One of the most challenging aspects in the evaluation of the efficacy of a specific treatment protocol is that a combined mechanical and chemical intervention is investigated. Recently, in a 12-month retrospective case series, significant improvements in terms of PD and BoP reductions and radiographic bone gain were reported following repeated applications of a combined approach including mechanical debridement, subgingival chlorhexidine irrigation, and systemic antibiotics [61]. Although the application of a combined non-surgical protocol yielded positive outcomes at 1 year, the lack of a control group failed to reveal superiority of this treatment modality compared with mechanical debridement alone [61]. Studies details are reported in Table 2.
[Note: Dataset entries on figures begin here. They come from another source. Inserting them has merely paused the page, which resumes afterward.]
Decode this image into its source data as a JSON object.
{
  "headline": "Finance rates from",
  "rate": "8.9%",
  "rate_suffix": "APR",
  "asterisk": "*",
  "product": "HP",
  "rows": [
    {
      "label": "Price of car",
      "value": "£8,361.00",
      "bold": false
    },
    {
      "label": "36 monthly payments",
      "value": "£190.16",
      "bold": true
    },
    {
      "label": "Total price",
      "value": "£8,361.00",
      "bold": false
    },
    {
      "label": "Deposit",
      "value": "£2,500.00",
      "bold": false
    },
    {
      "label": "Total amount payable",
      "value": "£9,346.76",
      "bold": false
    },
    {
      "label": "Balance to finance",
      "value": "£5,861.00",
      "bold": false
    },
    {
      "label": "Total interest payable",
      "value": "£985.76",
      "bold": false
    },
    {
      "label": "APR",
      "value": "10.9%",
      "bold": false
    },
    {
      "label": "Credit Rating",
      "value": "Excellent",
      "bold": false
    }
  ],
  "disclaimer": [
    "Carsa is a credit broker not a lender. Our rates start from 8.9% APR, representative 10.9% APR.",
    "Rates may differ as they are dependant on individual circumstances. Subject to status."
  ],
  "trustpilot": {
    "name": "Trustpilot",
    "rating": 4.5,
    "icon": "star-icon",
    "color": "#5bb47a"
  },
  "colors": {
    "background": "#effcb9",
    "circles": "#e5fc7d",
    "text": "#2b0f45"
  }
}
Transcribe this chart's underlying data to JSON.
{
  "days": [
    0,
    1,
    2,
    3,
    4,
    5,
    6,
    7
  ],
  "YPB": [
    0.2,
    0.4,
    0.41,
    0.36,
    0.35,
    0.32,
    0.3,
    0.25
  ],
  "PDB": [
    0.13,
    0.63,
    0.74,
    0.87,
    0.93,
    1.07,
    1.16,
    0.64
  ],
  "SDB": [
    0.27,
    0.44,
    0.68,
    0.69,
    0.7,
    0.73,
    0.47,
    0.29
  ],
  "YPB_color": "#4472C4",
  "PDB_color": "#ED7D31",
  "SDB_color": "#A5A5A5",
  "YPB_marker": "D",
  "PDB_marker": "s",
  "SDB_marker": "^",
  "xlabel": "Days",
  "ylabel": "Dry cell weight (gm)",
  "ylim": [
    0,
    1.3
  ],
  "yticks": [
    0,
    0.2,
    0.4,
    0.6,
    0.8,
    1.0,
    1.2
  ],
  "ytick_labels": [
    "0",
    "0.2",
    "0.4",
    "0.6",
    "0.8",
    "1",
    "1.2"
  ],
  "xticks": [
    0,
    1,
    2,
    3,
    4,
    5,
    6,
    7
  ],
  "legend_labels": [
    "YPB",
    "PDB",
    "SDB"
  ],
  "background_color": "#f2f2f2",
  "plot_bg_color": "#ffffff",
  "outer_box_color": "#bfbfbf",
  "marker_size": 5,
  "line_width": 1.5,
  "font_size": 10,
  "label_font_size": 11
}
Table 2 Main interventions and outcomes among the included studies for the treatment of peri-implantitis

Limitations

The evidence summarized in the analyzed literature presents several major limitations making comparisons among studies difficult.

First, a homogeneous case-definition of peri-implant mucositis and a highly heterogeneous definition of peri-implantitis were detected. Second, despite the fact that most of the studies reported a power calculation, the question of what should be considered the primary outcome measure in the management of peri-implant mucositis (i.e., BoP or PD change) is still a matter of debate. In addition, in most of the studies the role of implant surface characteristics was not considered since several implant systems with different surface roughnesses were treated. Finally, despite increasing evidence underlying the importance of an adequate width (i.e., > 2 mm) of keratinized and attached peri-implant soft tissue seal [62•], the characteristics of the soft tissue conditions were poorly reported in the included studies.

Conclusions

Based on the level of evidence of the last 5 years, non-surgical approaches in the management of peri-implant diseases have been shown to be effective in reducing signs of bleeding on probing even-though complete resolution of inflammation still remains unpredictable. On the other hand, in cases of advanced peri-implant lesions, the use of non-surgical protocols should aim at preparing healthier soft tissue conditions prior to adjunctive therapy including reconstructive and resective surgery. Finally, patient’s enrolment in a tailored supportive therapy program seems crucial to monitoring peri-implant conditions before and after treatment.